The cpFOCE uses replicate experimental flumes to enclose sections of a coral reef and dose them with CO_{2}-enriched seawater using peristaltic pumps with computer controlled feedback loop to maintain a specified pH offset from ambient conditions. A cpFOCE chamber has forward and rear flow conditioners on either end to accommodate bidirectional ocean currents. The openings are placed parallel to the dominant axis of tidal currents over the reef flat, and the chamber is anchored with sand stakes. The flow conditioners are attached to maximize turbulence and provide passive mixing of the CO_{2} enriched seawater. Four of the tubes in the flow conditioners furthest from the chamber have small holes along their length through which low pH water is pumped to dispense it evenly along the entire width and height of the conditioner. The flow conditioners are also painted white to minimize heating and algal growth. The cpFOCE system was deployed at Heron Island (Great Barrier Reef) to investigate the response of coral communities to ocean acidification.

===European FOCE (eFOCE)===

The European FOCE (eFOCE ) comprises two open-top chambers (control and experimental) as well as a surface buoy housing the electronics and pumps to produce CO_{2}-enriched water. The system is powered by solar and wind energy. Data packets are wirelessly sent to the nearby laboratory and can be monitored on the internet. The eFOCE system is currently deployed in the bay of Villefranche-sur-mer (France) at about 12 m depth and 300 m offshore. The eFOCE project has been developed to investigate the long-term effects of acidification on benthic marine communities of the North West Mediterranean Sea, especially Posidonia seagrass beds. Over a 3-year period, the aim of the project is to develop relatively long (> 6 month) experiments.

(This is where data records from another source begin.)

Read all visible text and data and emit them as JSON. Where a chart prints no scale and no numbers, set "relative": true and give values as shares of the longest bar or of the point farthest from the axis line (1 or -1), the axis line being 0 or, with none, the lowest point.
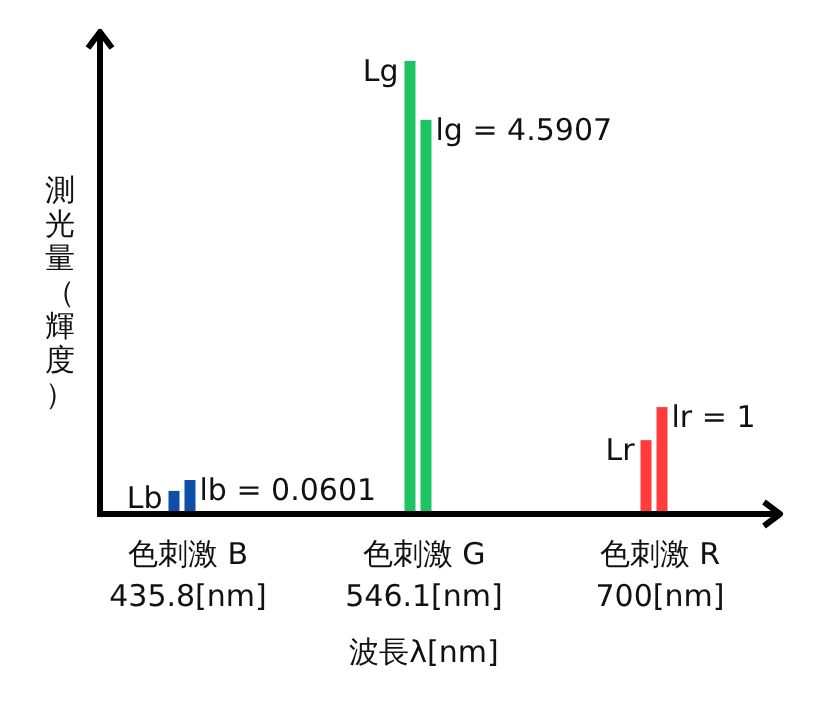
{
  "chart_data": {
    "type": "bar",
    "relative": true,
    "xlabel": "波長λ[nm]",
    "ylabel": "測光量（輝度）",
    "categories": [
      "色刺激 B\n435.8[nm]",
      "色刺激 G\n546.1[nm]",
      "色刺激 R\n700[nm]"
    ],
    "series": [
      {
        "colors": [
          "#0d4ea6",
          "#1ec364",
          "#ff3b3b"
        ],
        "values": [
          0.051,
          1,
          0.163
        ]
      },
      {
        "colors": [
          "#0d4ea6",
          "#1ec364",
          "#ff3b3b"
        ],
        "values": [
          0.075,
          0.87,
          0.236
        ]
      }
    ],
    "annotations": [
      {
        "text": "Lb",
        "x": "色刺激 B\n435.8[nm]",
        "y": 0.051
      },
      {
        "text": "lb = 0.0601",
        "x": "色刺激 B\n435.8[nm]",
        "y": 0.075
      },
      {
        "text": "Lg",
        "x": "色刺激 G\n546.1[nm]",
        "y": 1
      },
      {
        "text": "lg = 4.5907",
        "x": "色刺激 G\n546.1[nm]",
        "y": 0.87
      },
      {
        "text": "Lr",
        "x": "色刺激 R\n700[nm]",
        "y": 0.163
      },
      {
        "text": "lr = 1",
        "x": "色刺激 R\n700[nm]",
        "y": 0.236
      }
    ]
  }
}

===Shallow Water FOCE (swFOCE)===

In collaboration with Hopkins Marine Station and the Center for Ocean Solutions, Monterey Bay Aquarium Research Institute is developing a swFOCE system to examine the effects of ocean acidification on shallow subtidal communities in central California. swFOCE will use a shore side station for the control system and production of CO_{2} enriched seawater, and will also use and will use an existing cabled observational and research platform to connect the swFOCE node. Two swFOCE chambers will be installed initially at a depth of 15 m, approximately 250 m offshore. The nearby node of the cabled observatorynode, has instruments to monitor local currents, temperature, pH, and O2 in real-time, as a cabled observatory platform for scientific research.

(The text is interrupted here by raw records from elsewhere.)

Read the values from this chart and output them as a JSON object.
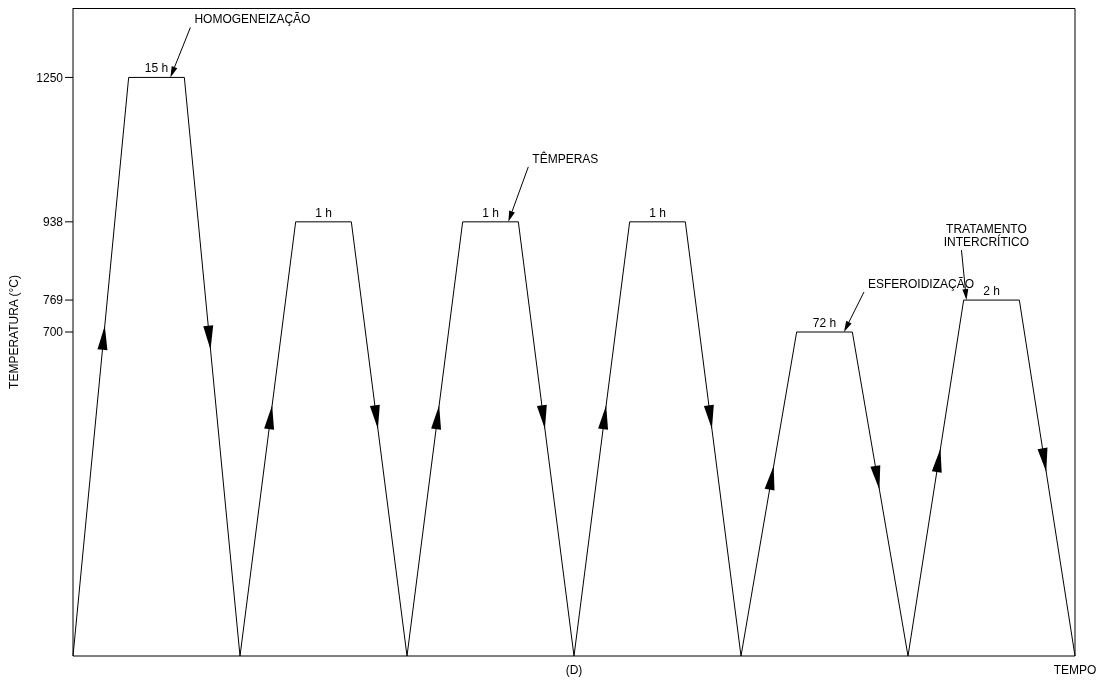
{
  "chart_data": {
    "type": "line",
    "xlabel": "TEMPO",
    "ylabel": "TEMPERATURA (°C)",
    "categories": [
      null,
      null,
      null,
      null,
      null,
      null,
      null,
      null,
      null,
      null,
      null,
      null,
      null,
      null,
      null,
      null,
      null,
      null,
      null
    ],
    "series": [
      {
        "color": "#000000",
        "values": [
          0,
          1250,
          1250,
          0,
          938,
          938,
          0,
          938,
          938,
          0,
          938,
          938,
          0,
          700,
          700,
          0,
          769,
          769,
          0
        ]
      }
    ],
    "ylim": [
      0,
      1400
    ],
    "yticks": [
      700,
      769,
      938,
      1250
    ],
    "grid": false,
    "annotations": [
      "HOMOGENEIZAÇÃO",
      "15 h",
      "TÊMPERAS",
      "1 h",
      "1 h",
      "1 h",
      "ESFEROIDIZAÇÃO",
      "72 h",
      "TRATAMENTO INTERCRÍTICO",
      "2 h",
      "(D)"
    ]
  }
}
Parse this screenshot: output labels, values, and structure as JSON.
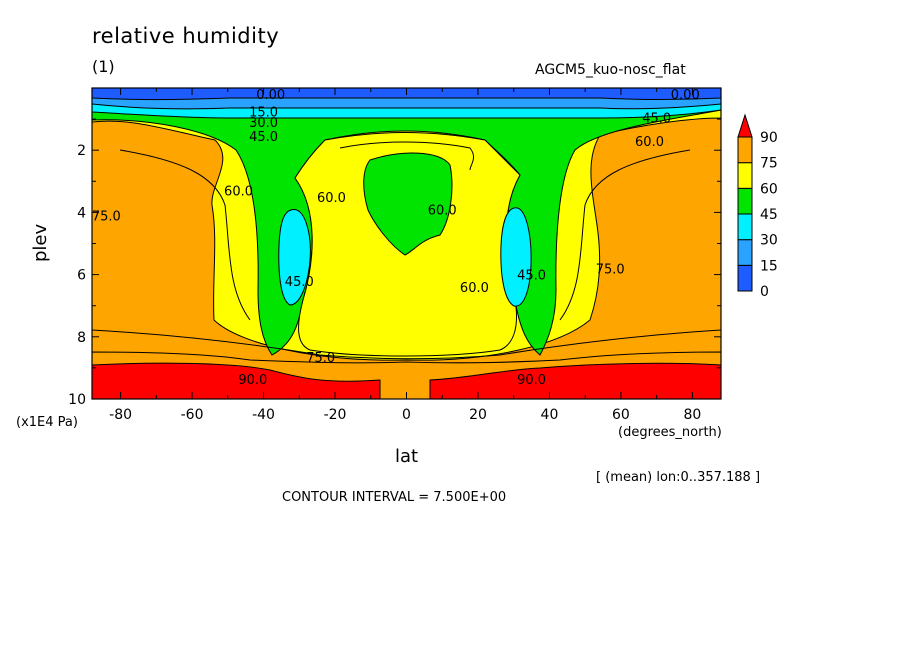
{
  "header": {
    "title": "relative humidity",
    "subtitle": "(1)",
    "model": "AGCM5_kuo-nosc_flat"
  },
  "footer": {
    "mean_note": "[ (mean) lon:0..357.188 ]",
    "contour_interval": "CONTOUR INTERVAL = 7.500E+00"
  },
  "chart_data": {
    "type": "heatmap",
    "title": "relative humidity",
    "xlabel": "lat",
    "ylabel": "plev",
    "x_units": "(degrees_north)",
    "y_units": "(x1E4 Pa)",
    "xlim": [
      -88,
      88
    ],
    "ylim": [
      10,
      0
    ],
    "x_ticks": [
      -80,
      -60,
      -40,
      -20,
      0,
      20,
      40,
      60,
      80
    ],
    "x_tick_labels": [
      "-80",
      "-60",
      "-40",
      "-20",
      "0",
      "20",
      "40",
      "60",
      "80"
    ],
    "y_ticks": [
      2,
      4,
      6,
      8,
      10
    ],
    "y_tick_labels": [
      "2",
      "4",
      "6",
      "8",
      "10"
    ],
    "colorbar": {
      "levels": [
        0,
        15,
        30,
        45,
        60,
        75,
        90
      ],
      "labels": [
        "0",
        "15",
        "30",
        "45",
        "60",
        "75",
        "90"
      ],
      "colors": [
        "#1f5cff",
        "#29a3ff",
        "#00f0ff",
        "#00e400",
        "#ffff00",
        "#ffa500",
        "#ff0000"
      ]
    },
    "contour_labels": [
      {
        "text": "0.00",
        "lat": -38,
        "plev": 0.2
      },
      {
        "text": "15.0",
        "lat": -40,
        "plev": 0.75
      },
      {
        "text": "30.0",
        "lat": -40,
        "plev": 1.1
      },
      {
        "text": "45.0",
        "lat": -40,
        "plev": 1.55
      },
      {
        "text": "0.00",
        "lat": 78,
        "plev": 0.2
      },
      {
        "text": "45.0",
        "lat": 70,
        "plev": 0.95
      },
      {
        "text": "60.0",
        "lat": 68,
        "plev": 1.7
      },
      {
        "text": "60.0",
        "lat": -47,
        "plev": 3.3
      },
      {
        "text": "60.0",
        "lat": -21,
        "plev": 3.5
      },
      {
        "text": "60.0",
        "lat": 10,
        "plev": 3.9
      },
      {
        "text": "60.0",
        "lat": 19,
        "plev": 6.4
      },
      {
        "text": "75.0",
        "lat": -84,
        "plev": 4.1
      },
      {
        "text": "75.0",
        "lat": 57,
        "plev": 5.8
      },
      {
        "text": "45.0",
        "lat": -30,
        "plev": 6.2
      },
      {
        "text": "45.0",
        "lat": 35,
        "plev": 6.0
      },
      {
        "text": "75.0",
        "lat": -24,
        "plev": 8.65
      },
      {
        "text": "90.0",
        "lat": -43,
        "plev": 9.35
      },
      {
        "text": "90.0",
        "lat": 35,
        "plev": 9.35
      }
    ]
  }
}
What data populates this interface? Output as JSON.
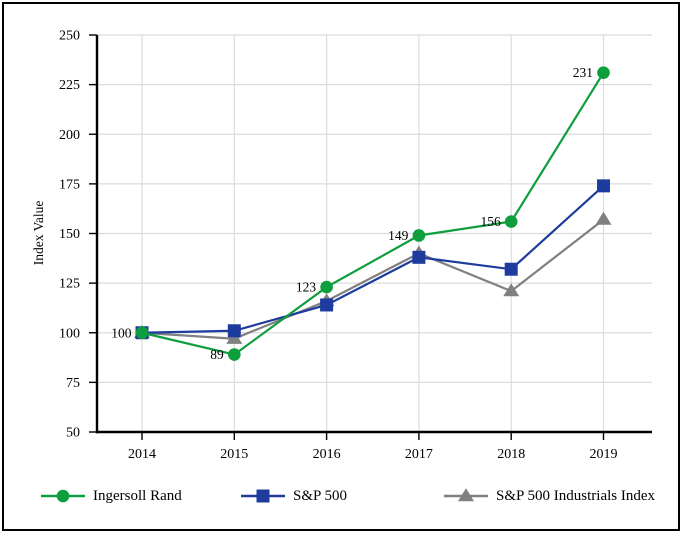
{
  "figure": {
    "background": "#ffffff",
    "border_color": "#000000"
  },
  "chart_data": {
    "type": "line",
    "title": "",
    "xlabel": "",
    "ylabel": "Index Value",
    "categories": [
      "2014",
      "2015",
      "2016",
      "2017",
      "2018",
      "2019"
    ],
    "ylim": [
      50,
      250
    ],
    "yticks": [
      50,
      75,
      100,
      125,
      150,
      175,
      200,
      225,
      250
    ],
    "grid": true,
    "gridline_color": "#dcdcdc",
    "axis_color": "#000000",
    "legend_position": "bottom",
    "series": [
      {
        "name": "Ingersoll Rand",
        "marker": "circle",
        "color": "#0f9e3e",
        "values": [
          100,
          89,
          123,
          149,
          156,
          231
        ],
        "data_labels": [
          "100",
          "89",
          "123",
          "149",
          "156",
          "231"
        ]
      },
      {
        "name": "S&P 500",
        "marker": "square",
        "color": "#1e3c9e",
        "values": [
          100,
          101,
          114,
          138,
          132,
          174
        ]
      },
      {
        "name": "S&P 500 Industrials Index",
        "marker": "triangle",
        "color": "#808080",
        "values": [
          100,
          97,
          116,
          140,
          121,
          157
        ]
      }
    ]
  }
}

===Antarctic FOCE (AntFOCE)===

The first polar FOCE (antFOCE) experiment was awarded funding in November 2012, followed by design and concept studies initiated in 2013. Installation and initial science experiments are planned for 2014. antFOCE is a collaborative effort between the University of Tasmania, Australian Antarctic Division, Antarctic Climate & Ecosystems Cooperative Research Centre, Monterey Bay Aquarium Research Institute and specialist ocean acidification policy advisors from the International Ocean Acidification Reference Users Group (IOA-RUG). The IOA-RUG will take the lead in communicating the outcomes of the FOCE experiment to global climate and ocean policy related organizations.